Message Too Old, No Replies

spbot

         

keyplyr

10:46 pm on Jun 12, 2016 (gmt 0)

WebmasterWorld Senior Member 10+ Year Member Top Contributors Of The Month



UA: Mozilla/5.0 (compatible; spbot/5.0.2; +http://OpenLinkProfiler.org/bot )
Protocol: HTTP/1.1
Robots.txt: No
Host: digitalocean.com
104.131.0.0 - 104.131.255.255
104.131.0.0/16

SEO link analysis. "spbot" has been mentioned a couple time at WW but this may be a different agent:
[webmasterworld.com...]
[webmasterworld.com...]

lucy24

1:22 am on Jun 13, 2016 (gmt 0)

WebmasterWorld Senior Member 10+ Year Member Top Contributors Of The Month



spbot is one of the latest additions to my Test And Assess list: Newly denied in robots.txt, and if they comply for a while, I'll let them in*. I generally check once a month, at which point it's either (a) poke a hole, (b) roll-over to next month (for infrequent visitors), or (c) transfer their name to the Continue Blocking list.

fwiw, they've only visited once since I started denying them, and that time they requested nothing after robots.txt. Earlier, they requested only the front page-- three times on each visit, demonstrating some perseverance. (The 403 page has links to other pages, primarily in roboted-out directories, so the failure to ask for interior pages is a choice on their part.)

And, in reference to one of those linked earlier discusions: In my robots.txt, "User-Agent: spbot" is one of a long list of User-Agents grouped together in a comprehensive Disallow. The current version doesn't seem to have trouble understanding the syntax.
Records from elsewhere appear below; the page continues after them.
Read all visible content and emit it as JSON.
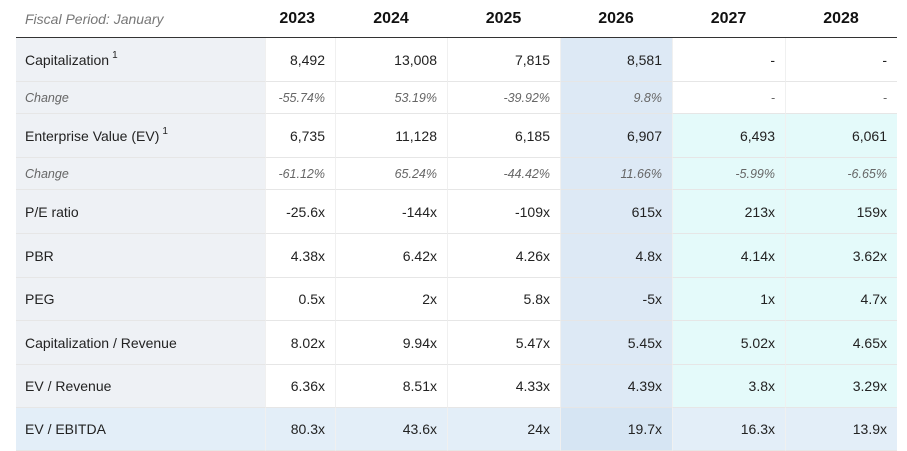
{
  "header": {
    "title": "Fiscal Period: January",
    "years": [
      "2023",
      "2024",
      "2025",
      "2026",
      "2027",
      "2028"
    ]
  },
  "rows": [
    {
      "label": "Capitalization",
      "note": "1",
      "values": [
        "8,492",
        "13,008",
        "7,815",
        "8,581",
        "-",
        "-"
      ]
    },
    {
      "label": "Change",
      "values": [
        "-55.74%",
        "53.19%",
        "-39.92%",
        "9.8%",
        "-",
        "-"
      ]
    },
    {
      "label": "Enterprise Value (EV)",
      "note": "1",
      "values": [
        "6,735",
        "11,128",
        "6,185",
        "6,907",
        "6,493",
        "6,061"
      ]
    },
    {
      "label": "Change",
      "values": [
        "-61.12%",
        "65.24%",
        "-44.42%",
        "11.66%",
        "-5.99%",
        "-6.65%"
      ]
    },
    {
      "label": "P/E ratio",
      "values": [
        "-25.6x",
        "-144x",
        "-109x",
        "615x",
        "213x",
        "159x"
      ]
    },
    {
      "label": "PBR",
      "values": [
        "4.38x",
        "6.42x",
        "4.26x",
        "4.8x",
        "4.14x",
        "3.62x"
      ]
    },
    {
      "label": "PEG",
      "values": [
        "0.5x",
        "2x",
        "5.8x",
        "-5x",
        "1x",
        "4.7x"
      ]
    },
    {
      "label": "Capitalization / Revenue",
      "values": [
        "8.02x",
        "9.94x",
        "5.47x",
        "5.45x",
        "5.02x",
        "4.65x"
      ]
    },
    {
      "label": "EV / Revenue",
      "values": [
        "6.36x",
        "8.51x",
        "4.33x",
        "4.39x",
        "3.8x",
        "3.29x"
      ]
    },
    {
      "label": "EV / EBITDA",
      "values": [
        "80.3x",
        "43.6x",
        "24x",
        "19.7x",
        "16.3x",
        "13.9x"
      ]
    }
  ]
}
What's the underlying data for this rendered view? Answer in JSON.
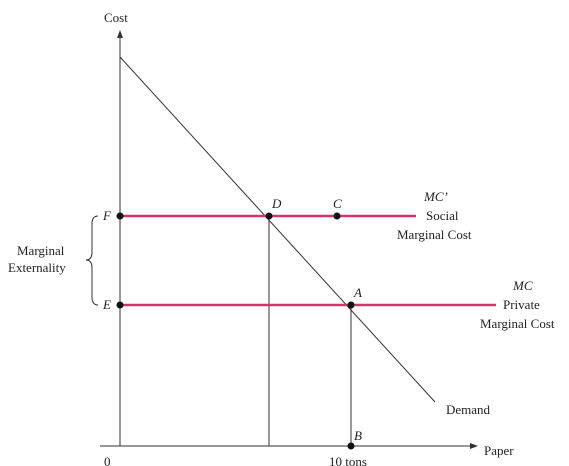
{
  "axes": {
    "y_label": "Cost",
    "x_label": "Paper",
    "origin_label": "0",
    "x_tick_label": "10 tons"
  },
  "lines": {
    "demand_label": "Demand",
    "social_mc_symbol": "MC’",
    "social_mc_label_1": "Social",
    "social_mc_label_2": "Marginal Cost",
    "private_mc_symbol": "MC",
    "private_mc_label_1": "Private",
    "private_mc_label_2": "Marginal Cost"
  },
  "points": {
    "A": "A",
    "B": "B",
    "C": "C",
    "D": "D",
    "E": "E",
    "F": "F"
  },
  "brace": {
    "label_1": "Marginal",
    "label_2": "Externality"
  },
  "colors": {
    "mc_line": "#d8326a",
    "axis": "#333333",
    "dot": "#111111"
  }
}
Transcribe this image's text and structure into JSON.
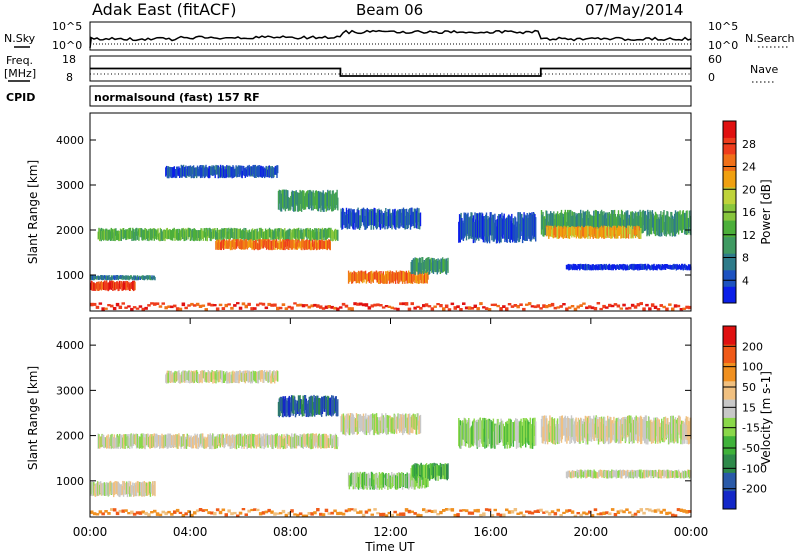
{
  "header": {
    "station": "Adak East (fitACF)",
    "beam": "Beam 06",
    "date": "07/May/2014"
  },
  "status_panels": {
    "nsky_label": "N.Sky",
    "nsky_ticks": [
      "10^5",
      "10^0"
    ],
    "nsearch_label": "N.Search",
    "nsearch_ticks": [
      "10^5",
      "10^0"
    ],
    "freq_label": "Freq.",
    "freq_unit": "[MHz]",
    "freq_ticks": [
      "18",
      "8"
    ],
    "nave_label": "Nave",
    "nave_ticks": [
      "60",
      "0"
    ],
    "cpid_label": "CPID",
    "cpid_text": "normalsound (fast) 157 RF",
    "freq_steps": [
      [
        0,
        13
      ],
      [
        10,
        13
      ],
      [
        10,
        10
      ],
      [
        18,
        10
      ],
      [
        18,
        13
      ],
      [
        24,
        13
      ]
    ]
  },
  "chart_data": [
    {
      "type": "heatmap",
      "name": "power",
      "xlabel": "",
      "ylabel": "Slant Range [km]",
      "xlim": [
        0,
        24
      ],
      "ylim": [
        200,
        4600
      ],
      "yticks": [
        1000,
        2000,
        3000,
        4000
      ],
      "colorbar": {
        "label": "Power [dB]",
        "ticks": [
          "4",
          "8",
          "12",
          "16",
          "20",
          "24",
          "28"
        ],
        "colors": [
          "#0b1fe8",
          "#1d52c0",
          "#2e7b8a",
          "#3f9a62",
          "#4caf3a",
          "#88c63c",
          "#bfd33a",
          "#f0a010",
          "#f07018",
          "#ee3c1c",
          "#e01010"
        ]
      },
      "echo_regions": [
        {
          "t": [
            0.0,
            1.8
          ],
          "range": [
            640,
            880
          ],
          "level": 9
        },
        {
          "t": [
            0.0,
            2.6
          ],
          "range": [
            880,
            1000
          ],
          "level": 2
        },
        {
          "t": [
            0.3,
            9.9
          ],
          "range": [
            1750,
            2050
          ],
          "level": 4
        },
        {
          "t": [
            5.0,
            9.6
          ],
          "range": [
            1550,
            1800
          ],
          "level": 8
        },
        {
          "t": [
            3.0,
            7.5
          ],
          "range": [
            3150,
            3450
          ],
          "level": 1
        },
        {
          "t": [
            7.5,
            9.9
          ],
          "range": [
            2400,
            2900
          ],
          "level": 3
        },
        {
          "t": [
            10.0,
            13.2
          ],
          "range": [
            2000,
            2500
          ],
          "level": 1
        },
        {
          "t": [
            10.3,
            13.5
          ],
          "range": [
            800,
            1100
          ],
          "level": 8
        },
        {
          "t": [
            12.8,
            14.3
          ],
          "range": [
            1000,
            1400
          ],
          "level": 3
        },
        {
          "t": [
            14.7,
            17.8
          ],
          "range": [
            1700,
            2400
          ],
          "level": 1
        },
        {
          "t": [
            18.0,
            24.0
          ],
          "range": [
            1850,
            2450
          ],
          "level": 3
        },
        {
          "t": [
            18.2,
            22.0
          ],
          "range": [
            1800,
            2100
          ],
          "level": 7
        },
        {
          "t": [
            19.0,
            24.0
          ],
          "range": [
            1100,
            1250
          ],
          "level": 0
        },
        {
          "t": [
            0.0,
            24.0
          ],
          "range": [
            200,
            400
          ],
          "level": 9
        }
      ]
    },
    {
      "type": "heatmap",
      "name": "velocity",
      "xlabel": "Time UT",
      "ylabel": "Slant Range [km]",
      "xlim": [
        0,
        24
      ],
      "ylim": [
        200,
        4600
      ],
      "yticks": [
        1000,
        2000,
        3000,
        4000
      ],
      "xticks": [
        "00:00",
        "04:00",
        "08:00",
        "12:00",
        "16:00",
        "20:00",
        "00:00"
      ],
      "colorbar": {
        "label": "Velocity [m s-1]",
        "ticks": [
          "200",
          "100",
          "50",
          "15",
          "-15",
          "-50",
          "-100",
          "-200"
        ],
        "colors": [
          "#1428c8",
          "#2a5aa8",
          "#2e8a4a",
          "#3fb23a",
          "#8ad84a",
          "#c8c8c8",
          "#f0c080",
          "#f09020",
          "#f05a18",
          "#e01010"
        ]
      },
      "echo_regions": [
        {
          "t": [
            0.0,
            2.6
          ],
          "range": [
            640,
            1000
          ],
          "level": 5
        },
        {
          "t": [
            0.3,
            9.9
          ],
          "range": [
            1700,
            2050
          ],
          "level": 5
        },
        {
          "t": [
            3.0,
            7.5
          ],
          "range": [
            3150,
            3450
          ],
          "level": 5
        },
        {
          "t": [
            7.5,
            9.9
          ],
          "range": [
            2400,
            2900
          ],
          "level": 1
        },
        {
          "t": [
            10.0,
            13.2
          ],
          "range": [
            2000,
            2500
          ],
          "level": 5
        },
        {
          "t": [
            10.3,
            13.5
          ],
          "range": [
            800,
            1200
          ],
          "level": 4
        },
        {
          "t": [
            12.8,
            14.3
          ],
          "range": [
            1000,
            1400
          ],
          "level": 3
        },
        {
          "t": [
            14.7,
            17.8
          ],
          "range": [
            1700,
            2400
          ],
          "level": 4
        },
        {
          "t": [
            18.0,
            24.0
          ],
          "range": [
            1800,
            2450
          ],
          "level": 5
        },
        {
          "t": [
            19.0,
            24.0
          ],
          "range": [
            1050,
            1250
          ],
          "level": 5
        },
        {
          "t": [
            0.0,
            24.0
          ],
          "range": [
            200,
            400
          ],
          "level": 7
        }
      ]
    }
  ]
}
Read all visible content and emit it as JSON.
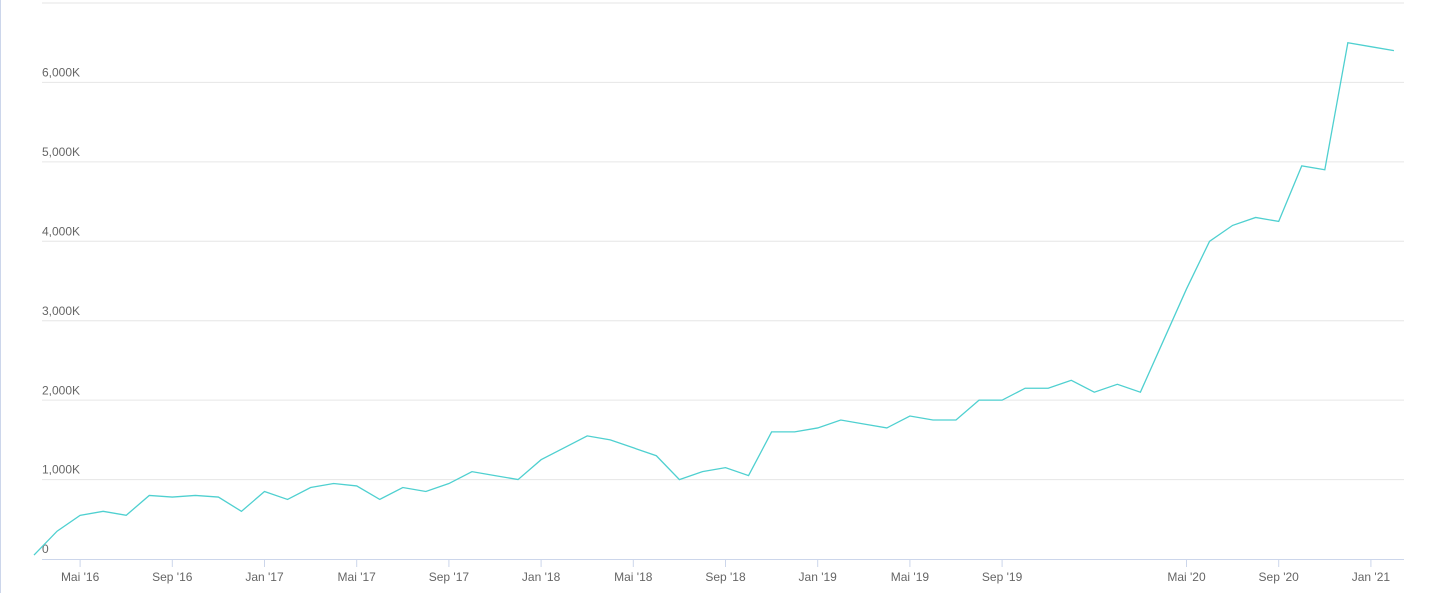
{
  "chart_data": {
    "type": "line",
    "x": [
      "2016-03",
      "2016-04",
      "2016-05",
      "2016-06",
      "2016-07",
      "2016-08",
      "2016-09",
      "2016-10",
      "2016-11",
      "2016-12",
      "2017-01",
      "2017-02",
      "2017-03",
      "2017-04",
      "2017-05",
      "2017-06",
      "2017-07",
      "2017-08",
      "2017-09",
      "2017-10",
      "2017-11",
      "2017-12",
      "2018-01",
      "2018-02",
      "2018-03",
      "2018-04",
      "2018-05",
      "2018-06",
      "2018-07",
      "2018-08",
      "2018-09",
      "2018-10",
      "2018-11",
      "2018-12",
      "2019-01",
      "2019-02",
      "2019-03",
      "2019-04",
      "2019-05",
      "2019-06",
      "2019-07",
      "2019-08",
      "2019-09",
      "2019-10",
      "2019-11",
      "2019-12",
      "2020-01",
      "2020-02",
      "2020-03",
      "2020-04",
      "2020-05",
      "2020-06",
      "2020-07",
      "2020-08",
      "2020-09",
      "2020-10",
      "2020-11",
      "2020-12",
      "2021-01",
      "2021-02"
    ],
    "series": [
      {
        "color": "#4fd0d0",
        "values": [
          50,
          350,
          550,
          600,
          550,
          800,
          780,
          800,
          780,
          600,
          850,
          750,
          900,
          950,
          920,
          750,
          900,
          850,
          950,
          1100,
          1050,
          1000,
          1250,
          1400,
          1550,
          1500,
          1400,
          1300,
          1000,
          1100,
          1150,
          1050,
          1600,
          1600,
          1650,
          1750,
          1700,
          1650,
          1800,
          1750,
          1750,
          2000,
          2000,
          2150,
          2150,
          2250,
          2100,
          2200,
          2100,
          2750,
          3400,
          4000,
          4200,
          4300,
          4250,
          4950,
          4900,
          6500,
          6450,
          6400
        ]
      }
    ],
    "xlim": [
      "2016-03",
      "2021-02"
    ],
    "xticks": [
      {
        "value": "2016-05",
        "label": "Mai '16"
      },
      {
        "value": "2016-09",
        "label": "Sep '16"
      },
      {
        "value": "2017-01",
        "label": "Jan '17"
      },
      {
        "value": "2017-05",
        "label": "Mai '17"
      },
      {
        "value": "2017-09",
        "label": "Sep '17"
      },
      {
        "value": "2018-01",
        "label": "Jan '18"
      },
      {
        "value": "2018-05",
        "label": "Mai '18"
      },
      {
        "value": "2018-09",
        "label": "Sep '18"
      },
      {
        "value": "2019-01",
        "label": "Jan '19"
      },
      {
        "value": "2019-05",
        "label": "Mai '19"
      },
      {
        "value": "2019-09",
        "label": "Sep '19"
      },
      {
        "value": "2020-05",
        "label": "Mai '20"
      },
      {
        "value": "2020-09",
        "label": "Sep '20"
      },
      {
        "value": "2021-01",
        "label": "Jan '21"
      }
    ],
    "ylim": [
      0,
      7000
    ],
    "yticks": [
      0,
      {
        "value": 1000,
        "label": "1,000K"
      },
      {
        "value": 2000,
        "label": "2,000K"
      },
      {
        "value": 3000,
        "label": "3,000K"
      },
      {
        "value": 4000,
        "label": "4,000K"
      },
      {
        "value": 5000,
        "label": "5,000K"
      },
      {
        "value": 6000,
        "label": "6,000K"
      }
    ],
    "grid": true
  }
}
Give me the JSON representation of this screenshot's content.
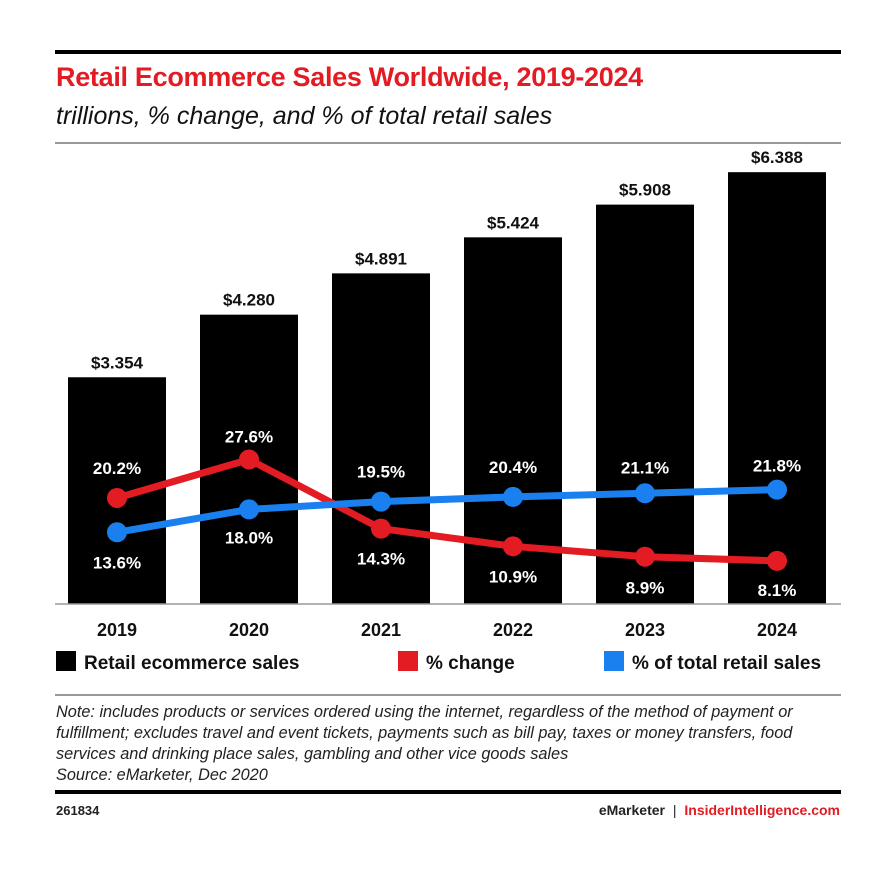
{
  "chart_data": {
    "type": "bar",
    "title": "Retail Ecommerce Sales Worldwide, 2019-2024",
    "subtitle": "trillions, % change, and % of total retail sales",
    "categories": [
      "2019",
      "2020",
      "2021",
      "2022",
      "2023",
      "2024"
    ],
    "series": [
      {
        "name": "Retail ecommerce sales",
        "type": "bar",
        "color": "#000000",
        "values": [
          3.354,
          4.28,
          4.891,
          5.424,
          5.908,
          6.388
        ],
        "labels": [
          "$3.354",
          "$4.280",
          "$4.891",
          "$5.424",
          "$5.908",
          "$6.388"
        ]
      },
      {
        "name": "% change",
        "type": "line",
        "color": "#e31b23",
        "values": [
          20.2,
          27.6,
          14.3,
          10.9,
          8.9,
          8.1
        ],
        "labels": [
          "20.2%",
          "27.6%",
          "14.3%",
          "10.9%",
          "8.9%",
          "8.1%"
        ]
      },
      {
        "name": "% of total retail sales",
        "type": "line",
        "color": "#1a80f0",
        "values": [
          13.6,
          18.0,
          19.5,
          20.4,
          21.1,
          21.8
        ],
        "labels": [
          "13.6%",
          "18.0%",
          "19.5%",
          "20.4%",
          "21.1%",
          "21.8%"
        ]
      }
    ],
    "xlabel": "",
    "ylabel": "",
    "grid": false,
    "legend": "bottom"
  },
  "note": "Note: includes products or services ordered using the internet, regardless of the method of payment or fulfillment; excludes travel and event tickets, payments such as bill pay, taxes or money transfers, food services and drinking place sales, gambling and other vice goods sales",
  "source": "Source: eMarketer, Dec 2020",
  "footer": {
    "id": "261834",
    "brand1": "eMarketer",
    "sep": "|",
    "brand2": "InsiderIntelligence.com",
    "brand_color": "#e31b23"
  }
}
* I am generally extremely lenient with robots. So long as they honor a "No Admittance" sign, and don't meddle with roboted-out directories, they're welcome unless they're already known for egregious misbehavior. You don't see a lot of robots going to the trouble of demonstrating robots.txt compliance over a period of many weeks before they yank off the mask and run wild. Not saying they don't exist, just not common.

keyplyr

4:42 am on Jun 13, 2016 (gmt 0)

WebmasterWorld Senior Member 10+ Year Member Top Contributors Of The Month



"long list of User-Agents grouped together in a comprehensive Disallow"

Do you mean...?

User-agent: Example1-Bot
User-agent: Example2-Bot
User-agent: Example3-Bot
User-agent...
Disallow: /

If so, I remember Jim Morgan & I having a long discussion why it should work but isn't supported by robots.org. Last time I tried it few bots supported that syntax. Is there better support now?

lucy24

6:12 am on Jun 13, 2016 (gmt 0)

WebmasterWorld Senior Member 10+ Year Member Top Contributors Of The Month



Do you mean...?

Yes, exactly. It seems to work, in the sense that robots who are denied will eventually stop asking. Unless they never intended to comply in the first place, which I think is far more likely than that they genuinely couldn't understand what I meant.

As I understand it, the robots.txt standard has never officially been updated in any way whatsoever. But, really, there are reasonable expectations. F'rinstance, the only reason the Googlebot doesn't recognize "Crawl-Delay" is that it just doesn't feel like it.

I guess I could pick out the names on the Continue Blocking list and see if they behave differently if they get their very own individual
User-Agent: this-means-you
Disallow: /
But like I said, I really don't think it's a comprehension problem ;)

keyplyr

6:36 am on Jun 13, 2016 (gmt 0)

WebmasterWorld Senior Member 10+ Year Member Top Contributors Of The Month



the robots.txt standard has never officially been updated in any way whatsoever

The only thing I've seen updated was the added support for:
Sitemap: http://example.com/sitemap.xml
And that took almost a year. But you're correct in that it is more a matter of the bot itself and not the standard.

I speak lousy French but it's still French. My friends are tolerant. Those unfamiliar often walk away shaking their French heads.